A social media post from the encampment says, ‘Incredibly shameful that @UWaterloo is choosing to sue their own student body protesting their university’s complicity in a genocide that’s nine months in and has claimed the lives of over 40,000.’
The post goes on to say, ‘History will absolve us. But you admin, how will you be remembered?’
The university move has also drawn widespread ridicule from many scholars and academics.
Emmett Macfarlane, a professor in the Department of Political Science, said the university had alluded to incidents of harassment and intimidation in its decision to sue, but ‘it offers no specifics, and does not even clearly state whether the university has made a legal judgment that a law has been broken (for example criminal harassment) or if it is merely responding to complainants’ perception.’
The encampment has been in place on the lawn outside Graduate House since May 13, with the participants demanding the school disclose and divest from all connections to Israel’s war against Gaza.
There are still several high-profile encampments maintaining their presence in Canada, including at the University of Toronto, and McGill University in Montreal where police used tear gas to disperse pro-Palestinian protestErs.
Both universities have indicated that they would be pushing for those to be dismantled, too.
Pro-Palestine protests by students intensified in several countries across the world, including Canada, France, Mexico, and Australia, amid a crackdown on United States students and a mounting death toll from Israel’s war on Gaza.
A Canadian student from McGill University, who has been on an indefinite hunger strike in support of the Palestinians in the Gaza Strip, has been admitted to hospital.
The students are calling for an end to Israel’s war on Gaza and demanding schools divest from companies that support the Israeli regime.
Since launching the war on Gaza on October 7th, Tel Aviv has also blocked water, food, and electricity plunging the coastal strip into a humanitarian crisis.
Israel has also killed the director of ambulance and emergency services in the besieged Gaza Strip.
Hani Jafrawi was killed in an airstrike on the al-Darj health clinic in Gaza City in the early hours of last Monday. He died alongside another healthcare worker.

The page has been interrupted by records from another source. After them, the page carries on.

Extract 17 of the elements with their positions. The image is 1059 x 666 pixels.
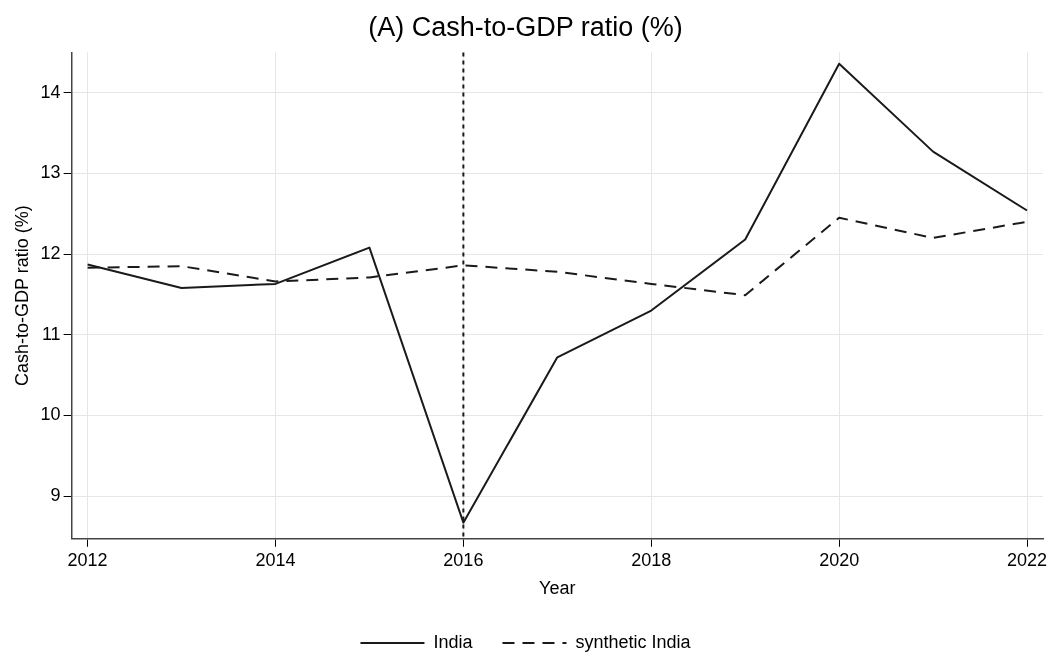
x-tick-label: 2018 [631,549,672,570]
x-tick-label: 2022 [1007,549,1048,570]
x-tick-label: 2020 [819,549,860,570]
y-tick-label: 10 [40,404,61,425]
y-tick-label: 12 [40,243,61,264]
legend-label: India [433,631,474,652]
x-tick-label: 2012 [67,549,108,570]
x-tick-label: 2016 [443,549,484,570]
y-tick-label: 9 [50,485,61,506]
legend-label: synthetic India [575,631,692,652]
y-tick-label: 14 [40,81,61,102]
chart-title: (A) Cash-to-GDP ratio (%) [368,11,683,42]
y-axis-title: Cash-to-GDP ratio (%) [11,205,32,386]
y-tick-label: 11 [41,323,61,344]
y-tick-label: 13 [40,162,61,183]
x-axis-title: Year [539,578,576,599]
x-tick-label: 2014 [255,549,296,570]
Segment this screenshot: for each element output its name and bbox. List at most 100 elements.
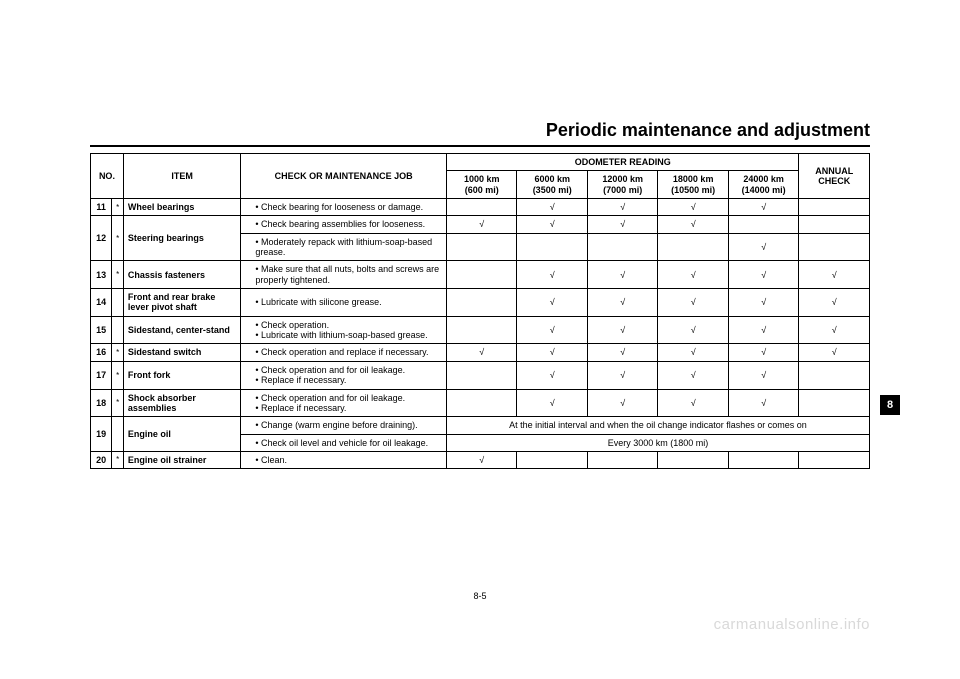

Jafrawi, described as a ‘pillar’ of Gaza’s health system, is reported to be the 500th medical worker killed by Israeli forces since October 7th.
The Israeli military also targeted an aid convoy near Khan Yunis, in southern Gaza, killing at least ten Palestinians and injuring several others.
To the west of Gaza City, at least three Palestinians were murdered after Israeli jets bombed an aid convoy in the vicinity of the Shati Supply Centre.
Meanwhile, United Nations relief agency UNRWA Commissioner General Phillippe Lazzarini has condemned the displacement of Palestinians in Gaza. He says the Palestinians have been witnessing the greatest tragedy since the Nakba (catastrophe) in 1948.
Lazzarini also warned that lack of food and clean water is claiming the lives of more Palestinian children in the Gaza Strip.
Israel has killed more than 37,600 Palestinians, mostly women and children, in Gaza since early October.